Karahan Kitapevi’nin yeni yerini ilk kez gördüm. İlk iki kitabımın editörü Seyfi Karahan Adana’da sanatseverler için güzel bir mekân yaratmış. M.Sadık Aslankara’nın söyleşisi var. Günler önce telefonla görüşmüştük. Ama yüz yüze görüşmeyeli çok olmuştu Aslankara’yla. Gazeteci-yazar Süreyya Köle ve editör Seyfi Karahan söyleşi için emek harcayan iki isim. Gündelik yaşamın bungusundan kurtulmayı sağlayan güzel bir etkinlik oldu.

“Ondancı”yazar, belgesel sinemacı, tiyatro yazarı Sadık Aslankara’nın üçüncü öykü kitabı. Birgün gazetesinde tesadüf sonucu bugün sabah Sermin Şahin’in kitap üstüne kaleme aldığı yazıyı okudum. Kitabı henüz okumadım. İlk öyküsüne bugün başladım.

Dikkat ettim. Sanat insanları ortak duygularda birleştiriyor. Bazen ayrı düşüncede de olsak, yine de sanat o katmanlı anlatımıyla bizi bir arada tutuyor.
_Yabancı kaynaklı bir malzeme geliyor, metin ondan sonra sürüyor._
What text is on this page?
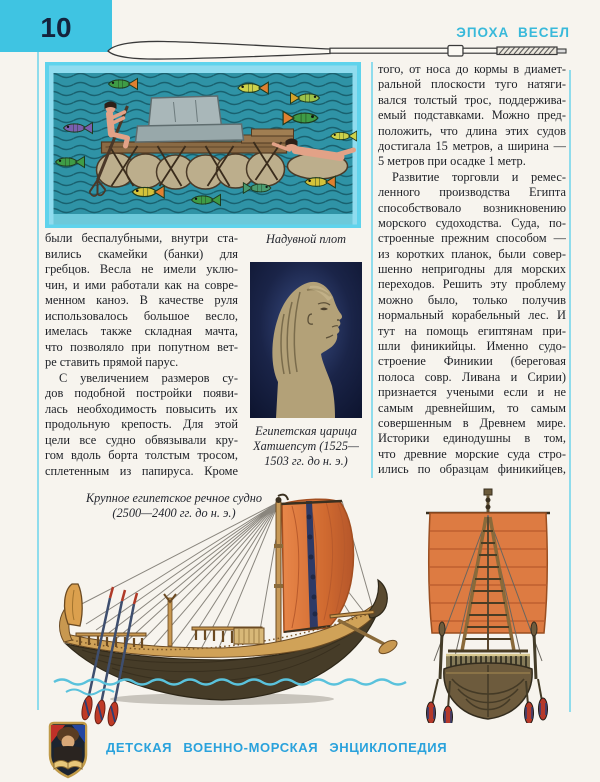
10	ЭПОХА ВЕСЕЛ
были беспалубными, внутри ста-
вились скамейки (банки) для
гребцов. Весла не имели уклю-
чин, и ими работали как на совре-
менном каноэ. В качестве руля
использовалось большое весло,
имелась также складная мачта,
что позволяло при попутном вет-
ре ставить прямой парус.
С увеличением размеров су-
дов подобной постройки появи-
лась необходимость повысить их
продольную крепость. Для этой
цели все судно обвязывали кру-
гом вдоль борта толстым тросом,
сплетенным из папируса. Кроме
того, от носа до кормы в диамет-
ральной плоскости туго натяги-
вался толстый трос, поддержива-
емый подставками. Можно пред-
положить, что длина этих судов
достигала 15 метров, а ширина —
5 метров при осадке 1 метр.
Развитие торговли и ремес-
ленного производства Египта
способствовало возникновению
морского судоходства. Суда, по-
строенные прежним способом —
из коротких планок, были совер-
шенно непригодны для морских
переходов. Решить эту проблему
можно было, только получив
нормальный корабельный лес. И
тут на помощь египтянам при-
шли финикийцы. Именно судо-
строение Финикии (береговая
полоса совр. Ливана и Сирии)
признается учеными если и не
самым древнейшим, то самым
совершенным в Древнем мире.
Историки единодушны в том,
что древние морские суда стро-
ились по образцам финикийцев,
Надувной плот
Египетская царица
Хатшепсут (1525—
1503 гг. до н. э.)
Крупное египетское речное судно
(2500—2400 гг. до н. э.)
ДЕТСКАЯ ВОЕННО-МОРСКАЯ ЭНЦИКЛОПЕДИЯ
Bugün de öyle oldu.

Söyleşiden buraya kimi Aslankara tümceleri derledim.

Paylaşmak istiyorum.

“Yoğrulmamış sözcükler öyküye, şiire katılmaz. Yoğrulmamış sözcükler size ait değildir.”

“Elimizle insan olduk. Beyin sonra gelir.”

“Teleskobik ve mikroskobik göze sahip olmalıdır yazar.”

“Okumadan yazılmaz. Yazar olmayın. Okur-yazar olun.”

“Öyküyü okura söyletin.”

“Kadın yazarlar anlatılarını okura kurduruyor. Öyküyü okura söyletiyor. Kadın yaşamda ve anlatıda kurucudur.”

Söyleşi sonrası kahve molasında biz yine söyleşmeye devam ettik.

Zaman zaman yazarın içe kapandığı olur. Küstüğü de. Yazmak, yayınlatmak, metin işçiliği konusunda yeni kararlar almış olarak eve döndüm.

 

(13 Nisan 2019’da yayımlanmış olan yukarıdaki alıntı, yazarının ve tuncayerkan.blogspot.com’un hoşgörüsüne sığınılarak aktarılmıştır.)